Een van de wonderlijkste dingen die kinderen doen, is: woorden leren. Heel veel woorden leren. En leren wat al die woorden betekenen. Ons volwassenen lukt het van geen enkel woord om het helemaal sluitend te definiëren, en toch hebben wel al die betekenissen ooit geleerd. Of nog sterker: we hebben ze zelf gereconstrueerd uit hoe we volwassenen die woorden hebben horen gebruiken.
Hoe doen we dat toch? Langzaam maar zeker worden er steeds kleine slipjes van die sluier opgetild. Bijvoorbeeld door de Amerikaanse wijsgeer Peter van Elswyk in een recent artikel in het tijdschrift Linguistics and Philosophy. Dat artikel gaat over het leren van het werkwoord denken.
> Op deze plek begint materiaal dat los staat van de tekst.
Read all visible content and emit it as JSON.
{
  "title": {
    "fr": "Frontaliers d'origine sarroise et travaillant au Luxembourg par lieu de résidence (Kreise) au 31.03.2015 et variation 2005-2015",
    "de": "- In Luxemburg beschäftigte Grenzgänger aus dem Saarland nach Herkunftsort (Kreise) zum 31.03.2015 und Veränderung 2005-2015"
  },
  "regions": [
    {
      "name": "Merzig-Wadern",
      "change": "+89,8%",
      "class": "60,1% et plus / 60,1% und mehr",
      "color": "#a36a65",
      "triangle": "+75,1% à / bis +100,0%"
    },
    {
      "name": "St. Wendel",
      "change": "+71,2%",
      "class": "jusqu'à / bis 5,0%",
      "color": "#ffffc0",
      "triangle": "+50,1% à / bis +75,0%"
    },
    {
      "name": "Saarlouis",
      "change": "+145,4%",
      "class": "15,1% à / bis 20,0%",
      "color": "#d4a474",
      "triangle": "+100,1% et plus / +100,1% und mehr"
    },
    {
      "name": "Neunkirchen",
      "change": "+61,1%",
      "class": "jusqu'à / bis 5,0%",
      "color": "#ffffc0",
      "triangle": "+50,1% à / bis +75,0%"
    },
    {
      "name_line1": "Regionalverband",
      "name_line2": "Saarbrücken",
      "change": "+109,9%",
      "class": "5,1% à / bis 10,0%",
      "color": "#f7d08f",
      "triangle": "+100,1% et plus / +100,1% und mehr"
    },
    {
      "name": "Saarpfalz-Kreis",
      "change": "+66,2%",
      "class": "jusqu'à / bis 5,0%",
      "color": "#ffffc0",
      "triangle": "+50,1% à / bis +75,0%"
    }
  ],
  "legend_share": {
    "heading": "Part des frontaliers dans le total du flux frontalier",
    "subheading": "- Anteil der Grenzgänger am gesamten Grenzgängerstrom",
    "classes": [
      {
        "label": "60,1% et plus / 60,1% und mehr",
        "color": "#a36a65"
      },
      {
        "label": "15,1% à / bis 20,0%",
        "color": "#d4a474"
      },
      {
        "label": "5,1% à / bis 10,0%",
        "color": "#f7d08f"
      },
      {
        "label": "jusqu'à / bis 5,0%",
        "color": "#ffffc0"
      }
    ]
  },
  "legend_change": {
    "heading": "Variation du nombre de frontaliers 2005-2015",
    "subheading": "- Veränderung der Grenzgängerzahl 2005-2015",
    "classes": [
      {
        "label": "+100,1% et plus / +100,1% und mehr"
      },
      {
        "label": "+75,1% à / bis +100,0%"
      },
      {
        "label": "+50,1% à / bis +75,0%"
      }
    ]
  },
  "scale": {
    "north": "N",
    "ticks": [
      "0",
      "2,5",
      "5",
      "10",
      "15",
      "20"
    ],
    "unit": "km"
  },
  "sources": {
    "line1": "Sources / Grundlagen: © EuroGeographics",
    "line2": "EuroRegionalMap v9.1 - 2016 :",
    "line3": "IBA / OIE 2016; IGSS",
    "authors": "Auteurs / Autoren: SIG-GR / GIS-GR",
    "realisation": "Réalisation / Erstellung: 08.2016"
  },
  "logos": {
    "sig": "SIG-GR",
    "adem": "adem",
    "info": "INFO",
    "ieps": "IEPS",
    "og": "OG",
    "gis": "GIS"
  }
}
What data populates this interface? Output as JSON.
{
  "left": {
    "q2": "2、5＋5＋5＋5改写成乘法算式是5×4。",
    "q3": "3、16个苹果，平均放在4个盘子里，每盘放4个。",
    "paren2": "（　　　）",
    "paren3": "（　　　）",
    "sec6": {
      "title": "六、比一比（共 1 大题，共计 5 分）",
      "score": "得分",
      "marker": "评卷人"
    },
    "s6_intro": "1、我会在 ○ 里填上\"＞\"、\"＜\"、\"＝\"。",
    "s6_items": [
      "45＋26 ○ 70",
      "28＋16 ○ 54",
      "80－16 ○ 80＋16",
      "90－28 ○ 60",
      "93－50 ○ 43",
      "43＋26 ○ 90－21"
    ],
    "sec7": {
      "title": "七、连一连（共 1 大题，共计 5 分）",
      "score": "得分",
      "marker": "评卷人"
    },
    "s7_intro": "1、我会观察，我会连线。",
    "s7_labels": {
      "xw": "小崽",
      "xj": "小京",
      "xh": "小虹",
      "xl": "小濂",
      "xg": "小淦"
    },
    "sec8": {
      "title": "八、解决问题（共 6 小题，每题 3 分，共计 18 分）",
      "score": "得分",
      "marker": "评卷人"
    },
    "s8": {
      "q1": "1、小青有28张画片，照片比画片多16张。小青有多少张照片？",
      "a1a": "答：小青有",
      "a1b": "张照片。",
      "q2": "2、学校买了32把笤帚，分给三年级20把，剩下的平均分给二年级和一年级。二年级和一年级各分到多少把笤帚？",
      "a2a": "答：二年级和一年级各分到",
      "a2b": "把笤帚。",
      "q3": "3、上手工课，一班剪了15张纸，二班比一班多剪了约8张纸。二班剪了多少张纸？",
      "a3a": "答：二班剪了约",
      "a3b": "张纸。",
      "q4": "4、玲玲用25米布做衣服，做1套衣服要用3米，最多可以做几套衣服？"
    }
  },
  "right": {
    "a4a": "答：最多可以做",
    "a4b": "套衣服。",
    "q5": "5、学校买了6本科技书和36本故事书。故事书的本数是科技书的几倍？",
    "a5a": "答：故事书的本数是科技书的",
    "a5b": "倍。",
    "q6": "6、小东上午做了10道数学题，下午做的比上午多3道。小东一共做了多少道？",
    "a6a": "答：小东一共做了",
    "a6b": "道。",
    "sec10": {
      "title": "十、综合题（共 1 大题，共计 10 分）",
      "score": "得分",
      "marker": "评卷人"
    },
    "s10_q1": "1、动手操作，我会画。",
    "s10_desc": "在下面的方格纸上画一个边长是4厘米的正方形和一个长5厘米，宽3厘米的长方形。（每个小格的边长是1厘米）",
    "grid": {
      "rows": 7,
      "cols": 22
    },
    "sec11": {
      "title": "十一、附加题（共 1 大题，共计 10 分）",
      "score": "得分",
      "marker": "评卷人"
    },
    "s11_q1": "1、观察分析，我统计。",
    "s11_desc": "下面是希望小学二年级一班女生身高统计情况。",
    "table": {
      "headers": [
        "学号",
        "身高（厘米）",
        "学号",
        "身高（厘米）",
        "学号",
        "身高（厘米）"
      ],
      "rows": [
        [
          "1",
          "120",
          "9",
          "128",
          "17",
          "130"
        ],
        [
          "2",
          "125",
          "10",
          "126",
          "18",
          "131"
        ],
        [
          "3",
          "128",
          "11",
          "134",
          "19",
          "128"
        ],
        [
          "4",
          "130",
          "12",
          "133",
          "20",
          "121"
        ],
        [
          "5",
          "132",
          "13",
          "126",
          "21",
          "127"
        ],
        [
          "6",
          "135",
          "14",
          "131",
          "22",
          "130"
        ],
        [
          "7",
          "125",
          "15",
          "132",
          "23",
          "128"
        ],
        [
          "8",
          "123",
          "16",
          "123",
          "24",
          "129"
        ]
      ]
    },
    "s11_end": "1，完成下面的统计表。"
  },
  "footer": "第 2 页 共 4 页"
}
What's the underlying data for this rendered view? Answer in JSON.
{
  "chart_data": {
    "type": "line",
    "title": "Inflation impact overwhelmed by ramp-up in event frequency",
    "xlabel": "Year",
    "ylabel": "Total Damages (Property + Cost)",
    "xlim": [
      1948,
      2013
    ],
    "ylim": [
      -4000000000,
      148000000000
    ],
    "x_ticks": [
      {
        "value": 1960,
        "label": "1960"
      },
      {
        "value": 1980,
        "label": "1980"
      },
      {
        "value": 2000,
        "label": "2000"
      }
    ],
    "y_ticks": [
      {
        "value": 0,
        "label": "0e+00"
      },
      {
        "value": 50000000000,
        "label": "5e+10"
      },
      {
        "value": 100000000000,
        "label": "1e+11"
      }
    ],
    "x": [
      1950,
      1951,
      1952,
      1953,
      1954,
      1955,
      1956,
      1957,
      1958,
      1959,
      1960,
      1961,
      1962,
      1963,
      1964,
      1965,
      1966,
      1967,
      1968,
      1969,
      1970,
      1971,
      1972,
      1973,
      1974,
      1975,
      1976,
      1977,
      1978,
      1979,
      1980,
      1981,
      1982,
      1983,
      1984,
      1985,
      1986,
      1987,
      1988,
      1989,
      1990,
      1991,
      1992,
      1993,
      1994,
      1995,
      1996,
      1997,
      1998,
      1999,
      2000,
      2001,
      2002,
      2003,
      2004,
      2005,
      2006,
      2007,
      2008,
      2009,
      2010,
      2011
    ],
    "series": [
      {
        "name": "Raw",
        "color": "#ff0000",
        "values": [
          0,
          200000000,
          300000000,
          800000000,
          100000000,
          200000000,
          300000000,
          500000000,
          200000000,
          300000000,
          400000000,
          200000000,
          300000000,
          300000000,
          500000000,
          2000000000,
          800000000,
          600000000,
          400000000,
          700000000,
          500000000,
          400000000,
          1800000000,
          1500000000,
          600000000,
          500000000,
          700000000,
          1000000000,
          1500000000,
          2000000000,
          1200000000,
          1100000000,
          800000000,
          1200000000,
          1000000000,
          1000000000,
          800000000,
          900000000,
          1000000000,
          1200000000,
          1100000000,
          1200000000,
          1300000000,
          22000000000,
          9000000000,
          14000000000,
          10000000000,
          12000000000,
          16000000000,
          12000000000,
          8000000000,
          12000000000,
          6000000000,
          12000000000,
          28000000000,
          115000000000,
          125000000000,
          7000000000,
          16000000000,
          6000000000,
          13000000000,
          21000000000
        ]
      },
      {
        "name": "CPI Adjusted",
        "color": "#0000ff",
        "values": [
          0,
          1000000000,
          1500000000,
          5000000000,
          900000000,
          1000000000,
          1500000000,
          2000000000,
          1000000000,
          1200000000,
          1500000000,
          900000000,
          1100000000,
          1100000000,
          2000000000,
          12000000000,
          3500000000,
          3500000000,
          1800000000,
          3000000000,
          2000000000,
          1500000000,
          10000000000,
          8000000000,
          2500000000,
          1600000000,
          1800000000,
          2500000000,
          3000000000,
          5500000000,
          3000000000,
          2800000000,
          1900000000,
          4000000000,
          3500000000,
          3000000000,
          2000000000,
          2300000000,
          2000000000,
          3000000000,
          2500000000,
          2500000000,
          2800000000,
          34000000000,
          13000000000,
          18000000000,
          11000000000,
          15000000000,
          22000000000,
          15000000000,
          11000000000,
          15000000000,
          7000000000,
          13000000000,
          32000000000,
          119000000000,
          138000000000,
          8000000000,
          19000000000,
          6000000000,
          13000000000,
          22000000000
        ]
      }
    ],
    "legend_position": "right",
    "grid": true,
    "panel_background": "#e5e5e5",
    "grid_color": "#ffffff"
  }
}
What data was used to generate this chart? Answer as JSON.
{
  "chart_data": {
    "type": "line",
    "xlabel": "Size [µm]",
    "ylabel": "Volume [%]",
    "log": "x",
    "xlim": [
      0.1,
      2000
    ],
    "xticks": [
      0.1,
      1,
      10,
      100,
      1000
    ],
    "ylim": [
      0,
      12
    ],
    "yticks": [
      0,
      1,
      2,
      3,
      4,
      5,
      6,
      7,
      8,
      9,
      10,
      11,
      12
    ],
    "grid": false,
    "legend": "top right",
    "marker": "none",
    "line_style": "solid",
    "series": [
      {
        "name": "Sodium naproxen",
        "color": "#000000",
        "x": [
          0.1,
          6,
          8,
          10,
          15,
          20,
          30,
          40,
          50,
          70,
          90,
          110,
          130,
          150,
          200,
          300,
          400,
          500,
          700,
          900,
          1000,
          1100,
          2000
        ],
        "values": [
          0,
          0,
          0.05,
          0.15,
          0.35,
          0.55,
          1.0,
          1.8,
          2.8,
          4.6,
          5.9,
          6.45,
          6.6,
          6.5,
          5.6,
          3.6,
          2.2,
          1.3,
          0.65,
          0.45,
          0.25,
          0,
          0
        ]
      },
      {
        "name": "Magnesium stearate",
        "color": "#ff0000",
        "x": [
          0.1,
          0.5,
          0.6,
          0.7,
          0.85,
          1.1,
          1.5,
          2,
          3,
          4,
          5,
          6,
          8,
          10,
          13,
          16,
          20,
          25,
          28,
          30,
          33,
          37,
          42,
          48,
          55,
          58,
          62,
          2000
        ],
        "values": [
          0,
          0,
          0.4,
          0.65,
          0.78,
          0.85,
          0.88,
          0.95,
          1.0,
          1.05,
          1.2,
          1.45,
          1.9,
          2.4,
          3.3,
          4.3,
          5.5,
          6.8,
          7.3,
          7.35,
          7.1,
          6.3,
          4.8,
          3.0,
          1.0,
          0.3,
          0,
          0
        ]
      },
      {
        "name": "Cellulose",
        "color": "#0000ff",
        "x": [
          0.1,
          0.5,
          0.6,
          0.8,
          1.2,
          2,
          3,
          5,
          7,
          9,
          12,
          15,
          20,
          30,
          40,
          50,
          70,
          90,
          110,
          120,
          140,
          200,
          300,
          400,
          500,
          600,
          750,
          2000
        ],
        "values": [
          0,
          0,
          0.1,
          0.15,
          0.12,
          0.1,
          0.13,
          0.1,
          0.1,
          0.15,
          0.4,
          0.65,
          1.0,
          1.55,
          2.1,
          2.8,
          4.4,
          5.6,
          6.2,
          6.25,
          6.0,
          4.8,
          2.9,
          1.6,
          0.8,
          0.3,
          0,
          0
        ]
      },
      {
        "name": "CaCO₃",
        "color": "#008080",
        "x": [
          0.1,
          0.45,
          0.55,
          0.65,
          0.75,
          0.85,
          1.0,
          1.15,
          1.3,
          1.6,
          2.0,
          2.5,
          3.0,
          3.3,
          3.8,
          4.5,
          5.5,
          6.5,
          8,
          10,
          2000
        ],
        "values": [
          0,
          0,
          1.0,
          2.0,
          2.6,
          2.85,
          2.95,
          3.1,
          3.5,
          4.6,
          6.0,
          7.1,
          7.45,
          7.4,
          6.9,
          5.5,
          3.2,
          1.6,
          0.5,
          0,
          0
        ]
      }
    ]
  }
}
In allerlei talen hebben kinderen moeite met dat werkwoord. Als ze drie zijn, begrijpen ze over het algemeen nog niet precies wat het betekent. Dat komt over het algemeen als ze een jaar of vier zijn. Hoe is dat te verklaren, zoveel parallellie in de ontwikkeling van kinderen wereldwijd? Bij andere werkwoorden geldt dat niet. Willen begrijpen kinderen meestal al wel als ze een jaar of drie zijn.
Vergelijkbaar
Die parallellie blijkt uit allerlei experimenten. Als je ze twee poppen laat zien – Chip en Pieper, en je laat zien dat Pieper aan het schommelen is terwijl Chip in een andere kamer zit, en zegt daarna één van de volgende twee zinnen, dan is er een verschil:
- Chip wil dat Pieper zit te baden.
- Chip denkt dat Pieper zit te baden.
De eerste zin begrijpen kinderen correct, de tweede niet. Toch is de situatie vergelijkbaar: in de willen zin wil Chip iets dat niet het geval is, in de denken-zin denkt Chip dat iets dat niet het geval is. Waarom dat verschil?
Te ver
Volgens Van Elswyk heeft het iets te maken met een ingewikkeld ander ding dat kinderen in hun vierde levensjaar leren: begrijpen dat mensen iets kunnen geloven. Voor hun derde jaar begrijpen kinderen hooguit dat mensen iets kunnen weten, pas daarna beginnen ze geloof te begrijpen. Wat is het verschil tussen geloven en weten? Neem zinnen als:
- Chip weet dat Pieper een muis is.
- Chip gelooft dat Pieper een muis is.
In het eerste geval is niet alleen Chip maar ook de spreker overtuigd van het muis-zijn van Pieper, maar in het tweede geval is dat niet het geval. Dat kun je bijvoorbeeld zien als je de tekstjes iets uitbreidt:
- Chip weet dat Pieper een muis is. Maar dat is niet zo. [gek]
- Chip gelooft dat Pieper een muis is. Maar dat is niet zo.
Als je weten hebt gezegd kun je als spreker geen afstand meer nemen van het gewetene. Je gaat ervan uit dat iets dat geweten wordt ook waar is. Het probleem met geloven is dat mensen ook dingen kunnen geloven die niet waar zijn. Dat gaat voor heel jonge kinderen een brug te ver.
Normaliter
Dus gaan ze er in eerste instantie vanuit dat denken ook zo’n relatie heeft met de waarheid: dat iets wat iemand denkt ook wel waar zal zijn. Pas gaandeweg, voor kinderen over de hele wereld gemiddeld genomen in hun derde levensjaar, beginnen ze te begrijpen dat mensen dingen in hun hoofd kunnen hebben die niet per se waar zijn.
Met willen is er iets anders aan de hand. Je wilt normaliter eigenlijk vooral dingen die niet waar zijn, of preciezer gezegd: het heeft alleen zin te praten over dingen die iemand wil als die dingen er niet zijn, of als het in ieder geval niet vanzelfsprekend is dat die dingen er zijn. Dat begrijpen kinderen dus al eerder dan dat ze snappen dat andere mensen ook kunnen menen dat iets waar is terwijl dit helemaal niet zo is.
In verband met het benoemen van dingen die niet waar zijn of waarover de spreker zijn twijfels heeft, zou het ook interessant zijn om na te gaan of werkwoorden als ‘denken’/‘weten’ op een andere manier worden geassimileerd in talen die een aanvoegende wijs kennen. Bv. de ‘subjonctif’ in het Frans: die geeft met name de betreffende nuances van (on)waarschijnlijkheid weer.